Rabbi Meïr - la vedette de la michna.
Rabbi Yehouda - celui qui débat avec lui tout au long des michnayot.
Rabbi Chimon - celui qui apparaît dans le traité Berakhot.
Rabbi Elazar ben Chamoua.
Ces cinq disciples sont ceux qui firent revivre la Torah de Rabbi Akiva, et leurs disciples furent les maîtres de Rabbi Yehouda HaNassi, le rédacteur de la michna. Voilà la lignée par laquelle la Torah nous est parvenue. Dans ce contexte, la guemara célèbre dans Sanhedrin 14 rapporte le cas de Rabbi Yehouda ben Bava, qui donna la semikha durant les décrets romains afin de préserver la continuité de la chaîne de la tradition, avant d'être lui-même tué. Ces événements se déroulent à peu près entre l'an 135 et l'an 138 de l'ère commune, après la fin de la révolte de Bar Kokhba et après le décès de Rabbi Akiva, et ces cinq disciples en sont les continuateurs. Il convient de noter qu'à Rabbi Yossi est également attribué le livre 'Séder Olam', qui est une description historique de l'histoire du peuple juif depuis les origines jusqu'aux décrets d'Hadrien.

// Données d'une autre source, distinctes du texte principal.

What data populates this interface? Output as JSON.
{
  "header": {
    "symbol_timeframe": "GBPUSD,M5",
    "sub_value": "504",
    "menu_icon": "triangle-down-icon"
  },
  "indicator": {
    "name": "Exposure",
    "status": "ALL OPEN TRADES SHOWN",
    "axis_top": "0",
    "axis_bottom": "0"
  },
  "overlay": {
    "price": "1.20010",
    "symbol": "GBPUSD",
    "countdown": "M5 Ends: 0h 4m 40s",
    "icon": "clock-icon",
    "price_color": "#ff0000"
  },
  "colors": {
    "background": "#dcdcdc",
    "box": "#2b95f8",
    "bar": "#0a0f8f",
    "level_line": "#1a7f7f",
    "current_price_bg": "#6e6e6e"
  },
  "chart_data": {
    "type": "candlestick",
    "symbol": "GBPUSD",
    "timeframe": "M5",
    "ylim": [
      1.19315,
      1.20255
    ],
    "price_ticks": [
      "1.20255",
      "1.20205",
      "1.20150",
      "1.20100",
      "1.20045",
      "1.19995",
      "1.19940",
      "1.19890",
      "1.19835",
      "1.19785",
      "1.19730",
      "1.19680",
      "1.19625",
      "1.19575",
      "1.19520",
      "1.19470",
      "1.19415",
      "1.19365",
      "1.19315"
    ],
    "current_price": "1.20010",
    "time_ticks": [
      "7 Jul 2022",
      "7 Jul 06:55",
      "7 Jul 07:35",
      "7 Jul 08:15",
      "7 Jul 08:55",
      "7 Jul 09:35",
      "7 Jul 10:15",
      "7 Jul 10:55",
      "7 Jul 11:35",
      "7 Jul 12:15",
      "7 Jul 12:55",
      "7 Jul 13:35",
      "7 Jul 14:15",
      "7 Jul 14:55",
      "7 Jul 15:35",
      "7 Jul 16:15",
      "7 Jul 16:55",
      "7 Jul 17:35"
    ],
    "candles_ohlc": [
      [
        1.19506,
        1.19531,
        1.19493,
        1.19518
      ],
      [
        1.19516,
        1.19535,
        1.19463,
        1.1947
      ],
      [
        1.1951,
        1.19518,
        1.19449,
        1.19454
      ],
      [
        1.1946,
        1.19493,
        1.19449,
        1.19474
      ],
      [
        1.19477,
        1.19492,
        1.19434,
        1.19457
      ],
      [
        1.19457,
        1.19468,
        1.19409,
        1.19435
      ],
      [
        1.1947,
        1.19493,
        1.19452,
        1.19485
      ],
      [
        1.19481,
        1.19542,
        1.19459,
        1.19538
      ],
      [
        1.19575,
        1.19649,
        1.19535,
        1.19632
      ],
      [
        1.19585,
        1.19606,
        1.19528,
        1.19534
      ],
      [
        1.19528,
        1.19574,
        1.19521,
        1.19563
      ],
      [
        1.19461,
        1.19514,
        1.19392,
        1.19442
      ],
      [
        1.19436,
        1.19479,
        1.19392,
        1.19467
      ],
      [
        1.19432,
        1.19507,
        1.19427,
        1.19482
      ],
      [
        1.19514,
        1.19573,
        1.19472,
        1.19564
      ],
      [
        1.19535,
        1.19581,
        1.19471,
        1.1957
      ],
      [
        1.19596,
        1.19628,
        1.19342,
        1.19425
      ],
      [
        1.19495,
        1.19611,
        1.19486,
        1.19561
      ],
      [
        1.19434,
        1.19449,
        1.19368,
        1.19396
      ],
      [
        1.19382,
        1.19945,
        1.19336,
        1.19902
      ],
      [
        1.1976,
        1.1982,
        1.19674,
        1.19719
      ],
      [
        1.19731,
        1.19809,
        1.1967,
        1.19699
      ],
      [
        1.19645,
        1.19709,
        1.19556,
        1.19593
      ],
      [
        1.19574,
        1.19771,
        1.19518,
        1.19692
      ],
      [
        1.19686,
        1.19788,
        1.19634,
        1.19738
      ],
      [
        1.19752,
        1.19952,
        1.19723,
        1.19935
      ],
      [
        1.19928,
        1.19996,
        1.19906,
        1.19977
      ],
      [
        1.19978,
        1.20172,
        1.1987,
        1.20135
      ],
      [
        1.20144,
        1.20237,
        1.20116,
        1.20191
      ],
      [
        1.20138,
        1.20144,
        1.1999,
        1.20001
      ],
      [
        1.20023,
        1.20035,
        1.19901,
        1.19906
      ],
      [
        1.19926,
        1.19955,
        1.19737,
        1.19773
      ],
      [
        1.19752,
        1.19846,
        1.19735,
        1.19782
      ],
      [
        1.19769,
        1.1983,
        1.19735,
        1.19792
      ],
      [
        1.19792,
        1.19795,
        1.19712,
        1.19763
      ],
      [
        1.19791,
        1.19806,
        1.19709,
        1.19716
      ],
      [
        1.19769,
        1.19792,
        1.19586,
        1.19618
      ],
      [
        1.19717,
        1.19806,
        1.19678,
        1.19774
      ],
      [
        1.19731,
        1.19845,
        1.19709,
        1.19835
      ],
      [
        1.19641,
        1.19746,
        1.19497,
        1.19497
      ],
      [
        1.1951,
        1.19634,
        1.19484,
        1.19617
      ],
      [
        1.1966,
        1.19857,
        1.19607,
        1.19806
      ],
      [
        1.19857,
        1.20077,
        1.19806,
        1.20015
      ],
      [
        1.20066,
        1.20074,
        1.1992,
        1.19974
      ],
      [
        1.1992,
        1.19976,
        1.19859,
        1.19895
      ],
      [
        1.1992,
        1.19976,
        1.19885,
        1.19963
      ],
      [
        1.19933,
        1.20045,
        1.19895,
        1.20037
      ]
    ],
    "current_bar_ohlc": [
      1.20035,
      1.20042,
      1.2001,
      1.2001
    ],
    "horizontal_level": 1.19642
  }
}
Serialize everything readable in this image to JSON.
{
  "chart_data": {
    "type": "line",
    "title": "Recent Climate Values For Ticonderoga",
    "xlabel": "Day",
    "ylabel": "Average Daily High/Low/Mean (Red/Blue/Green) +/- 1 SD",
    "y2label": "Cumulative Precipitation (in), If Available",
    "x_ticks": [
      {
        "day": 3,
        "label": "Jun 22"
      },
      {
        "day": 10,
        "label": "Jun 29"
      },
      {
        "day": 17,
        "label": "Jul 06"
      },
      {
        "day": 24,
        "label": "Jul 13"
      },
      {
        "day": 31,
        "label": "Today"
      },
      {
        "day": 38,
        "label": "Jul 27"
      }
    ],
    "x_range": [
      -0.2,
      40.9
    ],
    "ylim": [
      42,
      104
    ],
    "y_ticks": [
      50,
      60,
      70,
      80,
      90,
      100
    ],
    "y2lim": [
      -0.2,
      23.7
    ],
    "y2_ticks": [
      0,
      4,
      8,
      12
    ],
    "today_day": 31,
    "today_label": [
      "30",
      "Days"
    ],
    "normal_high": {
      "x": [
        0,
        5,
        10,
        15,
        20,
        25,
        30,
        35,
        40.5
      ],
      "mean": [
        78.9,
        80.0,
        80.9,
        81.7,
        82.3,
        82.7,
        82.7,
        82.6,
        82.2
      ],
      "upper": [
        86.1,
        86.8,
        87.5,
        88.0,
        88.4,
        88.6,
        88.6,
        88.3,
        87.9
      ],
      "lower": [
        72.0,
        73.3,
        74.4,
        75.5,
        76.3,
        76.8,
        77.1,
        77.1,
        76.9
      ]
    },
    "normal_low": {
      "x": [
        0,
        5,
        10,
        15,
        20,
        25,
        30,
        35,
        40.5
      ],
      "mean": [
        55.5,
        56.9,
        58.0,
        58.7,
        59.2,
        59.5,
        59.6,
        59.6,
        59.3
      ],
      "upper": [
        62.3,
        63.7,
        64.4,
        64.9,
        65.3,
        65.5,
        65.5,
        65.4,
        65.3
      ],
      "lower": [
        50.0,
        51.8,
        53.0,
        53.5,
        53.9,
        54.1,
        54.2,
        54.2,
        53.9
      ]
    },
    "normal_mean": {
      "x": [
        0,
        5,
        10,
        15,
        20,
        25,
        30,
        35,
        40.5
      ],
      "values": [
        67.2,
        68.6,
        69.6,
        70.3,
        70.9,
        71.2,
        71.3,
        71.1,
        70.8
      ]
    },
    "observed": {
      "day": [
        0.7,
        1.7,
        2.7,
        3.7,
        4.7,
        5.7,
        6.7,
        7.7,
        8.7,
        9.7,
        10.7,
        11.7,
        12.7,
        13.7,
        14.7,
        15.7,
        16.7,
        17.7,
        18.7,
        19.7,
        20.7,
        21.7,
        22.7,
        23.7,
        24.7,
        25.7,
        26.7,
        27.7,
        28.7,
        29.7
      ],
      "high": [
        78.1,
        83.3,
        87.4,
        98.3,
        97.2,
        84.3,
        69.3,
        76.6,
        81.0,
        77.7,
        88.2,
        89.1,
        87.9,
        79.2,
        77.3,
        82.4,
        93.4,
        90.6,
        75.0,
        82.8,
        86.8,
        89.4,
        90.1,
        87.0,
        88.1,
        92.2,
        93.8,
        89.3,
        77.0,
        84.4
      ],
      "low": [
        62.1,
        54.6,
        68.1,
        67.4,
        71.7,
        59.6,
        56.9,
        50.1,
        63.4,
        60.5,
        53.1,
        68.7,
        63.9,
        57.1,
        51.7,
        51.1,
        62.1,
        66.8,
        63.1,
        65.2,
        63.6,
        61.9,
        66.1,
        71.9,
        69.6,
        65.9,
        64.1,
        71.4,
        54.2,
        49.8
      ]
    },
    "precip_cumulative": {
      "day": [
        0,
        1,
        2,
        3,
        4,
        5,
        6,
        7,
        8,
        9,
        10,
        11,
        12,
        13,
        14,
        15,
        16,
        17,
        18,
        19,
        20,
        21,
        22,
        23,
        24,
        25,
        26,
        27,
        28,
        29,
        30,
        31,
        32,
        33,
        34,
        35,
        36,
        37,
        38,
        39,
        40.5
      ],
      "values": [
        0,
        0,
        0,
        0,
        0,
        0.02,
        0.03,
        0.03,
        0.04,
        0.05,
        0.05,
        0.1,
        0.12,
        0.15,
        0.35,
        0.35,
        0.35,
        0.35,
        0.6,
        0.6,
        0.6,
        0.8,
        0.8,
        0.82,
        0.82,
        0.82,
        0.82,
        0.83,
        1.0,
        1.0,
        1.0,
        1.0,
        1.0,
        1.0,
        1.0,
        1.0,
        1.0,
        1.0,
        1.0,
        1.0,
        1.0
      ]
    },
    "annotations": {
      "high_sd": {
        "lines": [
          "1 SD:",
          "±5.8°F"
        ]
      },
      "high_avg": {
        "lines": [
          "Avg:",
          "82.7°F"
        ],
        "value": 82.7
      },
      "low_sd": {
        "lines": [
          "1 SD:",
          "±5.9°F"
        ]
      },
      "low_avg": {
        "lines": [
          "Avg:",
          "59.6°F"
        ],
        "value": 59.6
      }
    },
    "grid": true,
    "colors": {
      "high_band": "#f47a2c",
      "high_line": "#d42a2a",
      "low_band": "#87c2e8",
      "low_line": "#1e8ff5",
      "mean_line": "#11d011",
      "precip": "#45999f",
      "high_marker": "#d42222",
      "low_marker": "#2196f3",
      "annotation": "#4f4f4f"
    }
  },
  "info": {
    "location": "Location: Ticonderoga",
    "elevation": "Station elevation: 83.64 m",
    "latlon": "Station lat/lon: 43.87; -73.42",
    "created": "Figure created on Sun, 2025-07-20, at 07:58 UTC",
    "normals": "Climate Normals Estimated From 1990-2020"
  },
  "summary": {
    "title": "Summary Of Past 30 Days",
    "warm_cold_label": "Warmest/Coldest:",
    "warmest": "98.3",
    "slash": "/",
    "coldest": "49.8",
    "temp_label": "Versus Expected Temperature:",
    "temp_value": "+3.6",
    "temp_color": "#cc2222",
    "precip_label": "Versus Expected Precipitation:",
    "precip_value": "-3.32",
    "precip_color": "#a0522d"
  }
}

Qu'est-ce que l'honneur de la Torah ?
Rabbi Yossi dit : "Kol hamekhabed et haTorah" - quiconque témoigne à la Torah l'honneur qui lui est dû, la providence supérieure fait en sorte qu'il mérite lui-même l'honneur qui lui revient. Mais que signifie honorer la Torah ? Il existe trois sortes d'honneur, et ces notions ont un caractère halakhique :
L'honneur de la Torah elle-même : que l'homme étudie la Torah, la prenne au sérieux et s'efforce d'accomplir ses prescriptions. Celui qui le peut expose la Torah et montre comment chacun de ses mots est porteur de sens. Par là il montre que la Torah est importante à ses yeux et il la traite comme telle, du point de vue de la Torah abstraite elle-même, dans l'étude, l'enseignement et l'accomplissement.
L'honneur des sages de la Torah : l'honneur dû aux rabbins qui sont le réservoir de la Torah, se lever devant eux et se comporter envers eux avec le respect qui leur revient à cause de la Torah qui est en eux. Et celui qui est lui-même rabbin a le devoir de veiller à ce que l'institution du rabbinat soit honorée : faire attention à sa façon de parler, de s'habiller et de se comporter, afin que les gens le respectent, lui et la Torah.
L'honneur des livres saints : ne pas laisser de rouleaux ou de livres à terre, à l'envers, ou sur des chaises où les gens s'assoient ; ne pas écrire un rouleau de Torah avec une mauvaise plume de sorte qu'il ne soit pas beau ; et étudier la Torah avec des mains propres, propres physiquement, pour ne pas salir les pages, et tout ce qui s'y rapporte.
Et voici la récompense : la rétribution et la justice qui découlent du fait de traiter la Torah avec honneur, c'est que le Ciel fait en sorte que l'homme lui-même mérite l'honneur et l'estime des autres, selon le verset que nous avons déjà évoqué : "Ki mekhabdaï akhabed" - ceux qui M'honorent, Je les honorerai.
Et l'inverse est également vrai : "Vekhol hamehalel et haTorah goufo mehoulal labriyot". Celui qui agit à l'opposé de ces choses, et ne se comporte pas comme il convient dans l'étude de la Torah, l'honneur des rabbins ou l'honneur des livres saints, se trouve dans la catégorie de celui qui profane la Torah, et par conséquent il en résulte qu'il sera méprisé par les gens, comme le poursuit ce même verset : "Ouvozaï yékalou" - ceux qui Me méprisent seront méprisés aux yeux des gens.